O professor salienta que a forte oposição, inclusive da mídia, sofrida por Vargas em seu segundo mandato fez com que o período fosse marcado por “forte instabilidade”. “Isto acabou presente até em sua carta de despedida, de suicídio, quando ele disse que ‘forças ocultas’ o pressionavam”, comenta. “Mas, no caso de Lula, há um cenário diferente. Ele tem amplo apoio de empresários, movimentos sociais… Então, provavelmente terá um governo mais tranquilo. Conseguiu uma base de apoio partidário, permitiu uma aliança inclusive com [o ex-tucano histórico] Geraldo Alckmin [seu vice-presidente], uma figura conservadora e representativa dos interesses do grande capital.”

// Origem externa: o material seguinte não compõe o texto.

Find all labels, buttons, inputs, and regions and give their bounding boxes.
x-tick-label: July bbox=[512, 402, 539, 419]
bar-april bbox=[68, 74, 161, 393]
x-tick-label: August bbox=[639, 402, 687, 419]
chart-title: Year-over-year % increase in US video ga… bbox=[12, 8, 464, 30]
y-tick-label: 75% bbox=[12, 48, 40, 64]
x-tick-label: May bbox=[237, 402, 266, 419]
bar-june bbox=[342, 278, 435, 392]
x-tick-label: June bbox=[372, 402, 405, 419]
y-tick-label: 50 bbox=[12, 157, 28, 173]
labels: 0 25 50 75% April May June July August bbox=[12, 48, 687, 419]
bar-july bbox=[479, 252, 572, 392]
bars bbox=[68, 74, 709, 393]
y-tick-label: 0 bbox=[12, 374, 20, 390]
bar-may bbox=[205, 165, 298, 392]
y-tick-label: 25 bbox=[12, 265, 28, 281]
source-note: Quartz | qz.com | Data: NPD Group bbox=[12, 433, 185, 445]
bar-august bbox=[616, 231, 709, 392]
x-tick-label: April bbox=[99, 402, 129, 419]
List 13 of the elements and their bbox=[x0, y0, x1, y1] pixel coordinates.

“Vargas não conseguiu promover uma ampla negociação com opositores da direita brasileira e parte da imprensa, inclusive do Lacerda”, diz. “Lula, ao que me parece, vai pela via oposta, se apresentando como negociador, capaz de promover alianças com grupos conservadores do grande capital. Esse parece ter sido o grande aprendizado do populismo brasileiro: não se governa por si só, somente com o apoio do povo, mas principalmente é preciso ter apoio dos grandes do setor econômico.”
‘Grandes estadistas’
“Desde 2002, as campanhas de Lula sempre tentaram relacioná-lo à figura de Getúlio Vargas”, analisa o historiador e sociólogo Wesley Espinosa Santana, professor na Universidade Presbiteriana Mackenzie.
“Porém, como historiador, não consigo fazer uma comparação diacrônica, de dois tempos diferentes, sem marcar a ideia de que a história não é cíclica. Ela aparentemente traz alguns elementos que podem ser repetidos, mas com outro pano de fundo, outro contexto histórico”, argumenta ele.

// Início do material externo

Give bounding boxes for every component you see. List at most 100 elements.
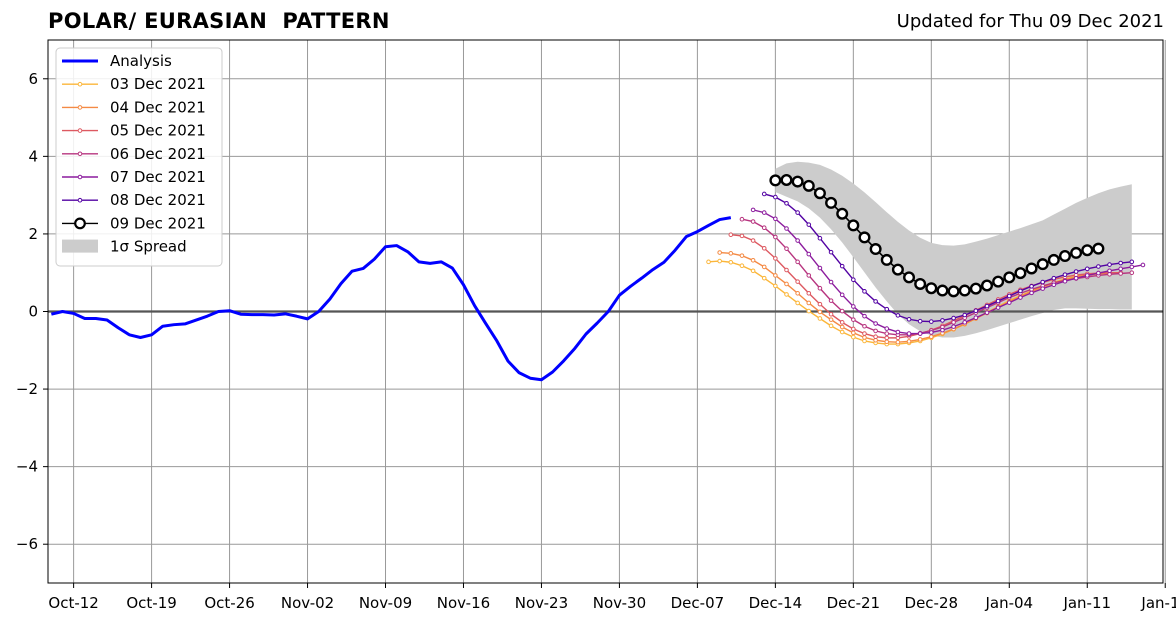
legend-swatch-spread xyxy=(62,239,98,253)
axes: Oct-12 Oct-19 Oct-26 Nov-02 Nov-09 Nov-16 Nov-… xyxy=(16,39,1176,612)
forecast-point xyxy=(728,251,734,256)
forecast-point xyxy=(784,281,789,287)
forecast-point xyxy=(884,306,890,312)
forecast-point xyxy=(761,264,767,270)
y-tick-label: −6 xyxy=(16,535,38,553)
forecast-point xyxy=(780,174,793,187)
forecast-point xyxy=(802,179,815,192)
forecast-point xyxy=(717,250,722,255)
forecast-point xyxy=(1084,273,1090,278)
forecast-point xyxy=(773,283,778,289)
forecast-series xyxy=(761,191,1135,324)
forecast-point xyxy=(1129,270,1135,276)
forecast-point xyxy=(728,259,734,265)
forecast-point xyxy=(791,175,804,188)
forecast-point xyxy=(1025,262,1038,275)
forecast-point xyxy=(806,273,812,278)
forecast-point xyxy=(828,323,834,329)
forecast-point xyxy=(1081,244,1094,257)
legend-marker xyxy=(77,197,83,203)
forecast-point xyxy=(750,238,756,243)
forecast-point xyxy=(1070,246,1083,259)
forecast-point xyxy=(1140,262,1146,268)
forecast-point xyxy=(784,292,789,297)
forecast-point xyxy=(739,216,745,222)
forecast-point xyxy=(951,315,956,321)
legend-label: 08 Dec 2021 xyxy=(110,191,206,209)
forecast-point xyxy=(750,207,756,213)
forecast-point xyxy=(1006,300,1012,305)
forecast-point xyxy=(813,187,826,200)
forecast-point xyxy=(981,279,994,292)
x-tick-label: Nov-02 xyxy=(281,594,334,612)
x-tick-label: Dec-28 xyxy=(905,594,959,612)
forecast-point xyxy=(773,273,778,278)
forecast-point xyxy=(839,263,845,269)
forecast-point xyxy=(761,210,767,215)
legend-label: 05 Dec 2021 xyxy=(110,122,206,140)
forecast-point xyxy=(1006,293,1012,299)
y-tick-label: −2 xyxy=(16,380,38,398)
forecast-point xyxy=(1129,264,1135,270)
forecast-point xyxy=(806,222,812,227)
legend-label: 1σ Spread xyxy=(110,238,187,256)
forecast-point xyxy=(1107,262,1112,267)
forecast-point xyxy=(884,331,890,336)
forecast-point xyxy=(873,299,878,304)
legend-marker xyxy=(77,128,83,133)
forecast-point xyxy=(706,259,711,265)
chart-title: POLAR/ EURASIAN PATTERN xyxy=(48,9,390,33)
y-tick-label: −4 xyxy=(16,458,38,476)
legend-label: 09 Dec 2021 xyxy=(110,214,206,232)
forecast-point xyxy=(1040,279,1046,285)
forecast-point xyxy=(817,301,823,307)
forecast-point xyxy=(917,318,923,324)
forecast-point xyxy=(951,324,956,329)
forecast-point xyxy=(851,277,856,282)
forecast-point xyxy=(795,300,800,306)
forecast-point xyxy=(984,303,990,309)
forecast-point xyxy=(962,320,968,325)
forecast-point xyxy=(873,321,878,326)
forecast-point xyxy=(761,275,767,281)
forecast-point xyxy=(784,200,789,206)
forecast-point xyxy=(929,334,934,340)
forecast-point xyxy=(1073,275,1079,281)
forecast-point xyxy=(951,320,956,325)
forecast-point xyxy=(958,284,971,297)
forecast-point xyxy=(1129,259,1135,265)
legend-box xyxy=(55,47,223,267)
forecast-point xyxy=(817,316,823,321)
forecast-point xyxy=(862,323,867,329)
forecast-point xyxy=(1084,266,1090,272)
forecast-point xyxy=(851,317,856,322)
forecast-point xyxy=(862,313,867,319)
legend-label: 03 Dec 2021 xyxy=(110,75,206,93)
updated-date: Updated for Thu 09 Dec 2021 xyxy=(896,11,1164,32)
forecast-point xyxy=(914,277,927,290)
forecast-point xyxy=(828,298,834,303)
forecast-point xyxy=(984,310,990,315)
legend: Analysis 03 Dec 2021 04 Dec 2021 05 Dec 202… xyxy=(55,47,223,267)
forecast-point xyxy=(1118,260,1123,266)
legend-label: 06 Dec 2021 xyxy=(110,145,206,163)
forecast-point xyxy=(817,235,823,241)
forecast-point xyxy=(1096,270,1101,276)
legend-label: 07 Dec 2021 xyxy=(110,168,206,186)
forecast-point xyxy=(817,309,823,315)
x-tick-label: Oct-12 xyxy=(48,594,98,612)
forecast-point xyxy=(973,308,979,314)
x-tick-label: Jan-18 xyxy=(1140,594,1176,612)
forecast-point xyxy=(1107,268,1112,274)
forecast-point xyxy=(739,263,745,269)
y-tick-label: 0 xyxy=(28,303,38,321)
forecast-point xyxy=(995,305,1001,310)
x-tick-label: Dec-14 xyxy=(749,594,803,612)
forecast-point xyxy=(862,331,867,336)
forecast-point xyxy=(995,298,1001,304)
forecast-point xyxy=(847,219,860,232)
forecast-point xyxy=(761,225,767,231)
forecast-point xyxy=(817,285,823,291)
forecast-point xyxy=(761,191,767,197)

Nesse sentido, Santana ressalta que, embora tanto Lula quanto Vargas tenham sido “grandes estadistas”, é preciso ressaltar que o presidente do Estado Novo foi “autoritário, ditador”. “Mas foi um grande estadista, porque criou o Estado brasileiro. Ao mesmo tempo, ficou à mercê dos interesses internacionais”, pondera. “Vargas fez os direitos sociais, mas ligados aos interesses do desenvolvimento e da consolidação do capitalismo industrial.”

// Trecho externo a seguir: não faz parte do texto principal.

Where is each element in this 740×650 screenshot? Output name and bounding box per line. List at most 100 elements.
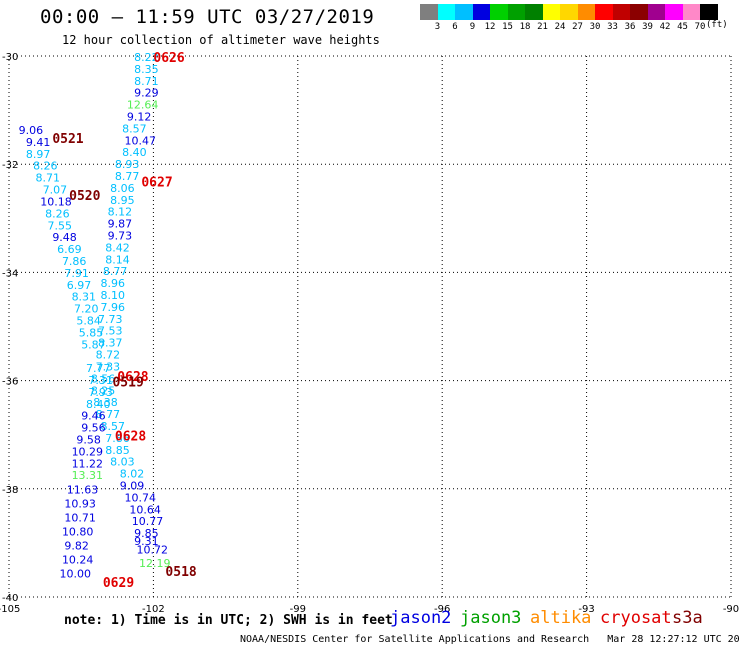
pass-time-label: 0628 <box>117 370 148 385</box>
wave-height-value: 8.02 <box>120 468 145 481</box>
satellite-legend-altika: altika <box>530 608 592 628</box>
wave-height-value: 7.53 <box>98 325 123 338</box>
x-tick-label: -93 <box>578 604 594 615</box>
x-tick-label: -105 <box>0 604 20 615</box>
color-scale-label: 18 <box>519 22 531 32</box>
wave-height-value: 5.85 <box>79 326 104 339</box>
color-scale-swatch <box>490 4 508 20</box>
color-scale-label: 6 <box>452 22 458 32</box>
wave-height-value: 9.85 <box>134 527 159 540</box>
wave-height-value: 11.63 <box>67 483 99 496</box>
wave-height-value: 10.29 <box>72 445 104 458</box>
color-scale-label: 33 <box>607 22 618 32</box>
color-scale-units: (ft) <box>706 20 728 30</box>
color-scale-swatch <box>682 4 700 20</box>
wave-height-value: 10.47 <box>125 134 156 147</box>
wave-height-value: 8.31 <box>72 291 97 304</box>
y-tick-label: -38 <box>2 485 18 496</box>
color-scale-swatch <box>525 4 543 20</box>
wave-height-value: 10.64 <box>129 503 161 516</box>
pass-time-label: 0518 <box>165 565 196 580</box>
color-scale-label: 42 <box>659 22 671 32</box>
wave-height-value: 8.40 <box>122 146 147 159</box>
wave-height-value: 9.48 <box>52 231 77 244</box>
wave-height-value: 8.85 <box>105 444 129 457</box>
pass-time-label: 0521 <box>52 132 83 147</box>
color-scale-label: 70 <box>694 22 706 32</box>
x-tick-label: -90 <box>723 604 739 615</box>
wave-height-value: 7.73 <box>98 313 123 326</box>
wave-height-value: 7.86 <box>105 432 129 445</box>
wave-height-value: 10.80 <box>62 525 94 538</box>
wave-height-value: 9.29 <box>134 87 159 100</box>
wave-height-value: 8.97 <box>26 148 50 161</box>
wave-height-value: 8.12 <box>108 206 133 219</box>
wave-height-value: 8.77 <box>103 265 128 278</box>
color-scale-swatch <box>700 4 718 20</box>
color-scale-swatch <box>560 4 578 20</box>
wave-height-value: 8.71 <box>134 75 159 88</box>
wave-height-value: 8.14 <box>105 253 129 266</box>
page-title: 00:00 – 11:59 UTC 03/27/2019 <box>40 6 375 28</box>
color-scale-swatch <box>595 4 613 20</box>
wave-height-value: 8.96 <box>100 277 125 290</box>
wave-height-value: 8.37 <box>98 337 123 350</box>
wave-height-value: 5.84 <box>76 314 101 327</box>
color-scale-swatch <box>420 4 438 20</box>
wave-height-value: 9.12 <box>127 111 152 124</box>
wave-height-value: 7.33 <box>96 360 121 373</box>
wave-height-value: 10.77 <box>132 515 164 528</box>
color-scale-swatch <box>437 4 455 20</box>
credit-line: NOAA/NESDIS Center for Satellite Applica… <box>240 634 740 645</box>
wave-height-value: 8.42 <box>105 241 129 254</box>
wave-height-value: 8.72 <box>96 349 121 362</box>
color-scale-label: 27 <box>572 22 583 32</box>
x-tick-label: -102 <box>142 604 165 615</box>
wave-height-value: 8.95 <box>110 194 135 207</box>
wave-height-value: 7.96 <box>100 301 125 314</box>
wave-height-value: 7.91 <box>64 267 89 280</box>
wave-height-value: 10.24 <box>62 554 94 567</box>
wave-height-value: 8.38 <box>93 396 118 409</box>
wave-height-value: 10.74 <box>125 491 156 504</box>
wave-height-value: 9.58 <box>76 433 101 446</box>
wave-height-value: 10.18 <box>40 195 72 208</box>
wave-height-value: 8.25 <box>91 384 116 397</box>
y-tick-label: -32 <box>2 160 18 171</box>
y-tick-label: -30 <box>2 52 18 63</box>
wave-height-value: 8.57 <box>122 122 147 135</box>
wave-height-value: 8.56 <box>91 372 116 385</box>
color-scale-label: 21 <box>537 22 548 32</box>
pass-time-label: 0629 <box>103 576 134 591</box>
wave-height-value: 9.09 <box>120 479 145 492</box>
y-tick-label: -36 <box>2 377 18 388</box>
footer-note: note: 1) Time is in UTC; 2) SWH is in fe… <box>64 613 393 628</box>
wave-height-value: 7.93 <box>88 386 113 399</box>
satellite-legend-cryosat: cryosat <box>600 608 672 628</box>
satellite-legend-jason3: jason3 <box>460 608 522 628</box>
wave-height-value: 7.86 <box>62 255 87 268</box>
x-tick-label: -99 <box>290 604 306 615</box>
wave-height-value: 8.35 <box>134 63 159 76</box>
y-tick-label: -40 <box>2 593 18 604</box>
pass-time-label: 0520 <box>69 189 100 204</box>
color-scale-swatch <box>472 4 490 20</box>
wave-height-value: 9.73 <box>108 230 133 243</box>
wave-height-value: 9.31 <box>134 535 159 548</box>
wave-height-value: 9.46 <box>81 410 106 423</box>
color-scale-swatch <box>612 4 630 20</box>
x-tick-label: -96 <box>434 604 450 615</box>
wave-height-value: 7.20 <box>74 303 99 316</box>
wave-height-value: 10.71 <box>64 511 96 524</box>
wave-height-value: 8.57 <box>100 420 125 433</box>
wave-height-value: 7.31 <box>88 374 113 387</box>
wave-height-value: 8.06 <box>110 182 135 195</box>
wave-height-value: 13.31 <box>72 469 104 482</box>
wave-height-value: 8.26 <box>33 160 58 173</box>
wave-height-value: 6.69 <box>57 243 81 256</box>
wave-height-value: 8.93 <box>115 158 140 171</box>
wave-height-value: 7.55 <box>48 219 73 232</box>
wave-height-value: 8.71 <box>35 172 60 185</box>
color-scale-swatch <box>630 4 648 20</box>
wave-height-value: 12.19 <box>139 557 171 570</box>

“Não acredito que nenhum governo se repita, e o segundo governo de Lula não será tão ruim como o segundo governo de de Getúlio Vargas. Não vejo dessa forma”, avalia. “Lula fez um bom primeiro governo até quando houve o escândalo do Mensalão. Mais tarde, ele foi preso e as razões de sua prisão são discutidas ainda hoje, justamente por conta de um funcionário público, o então juiz Sergio Moro, ter sido parcial em seu trabalho, extrapolando suas funções. Ele investigou e julgou, o que é bem complicado, depois virou ministro do concorrente [do PT], o que é um problema ético já consolidado. Fora as questões jurídicas que estão vindo pela frente.”
Para Santana, contudo, o que se vê hoje é “um estado de exceção na política das narrativas, das fake news”. “É um clima de guerra”, frisa, deixando claro que isso pode tumultuar um futuro governo.
“Se o próximo governo Lula vai ser pior ou melhor do que os anteriores, é muito difícil falar. A situação vai estar difícil, crítica, tanto no cenário político quanto no externo”, acredita.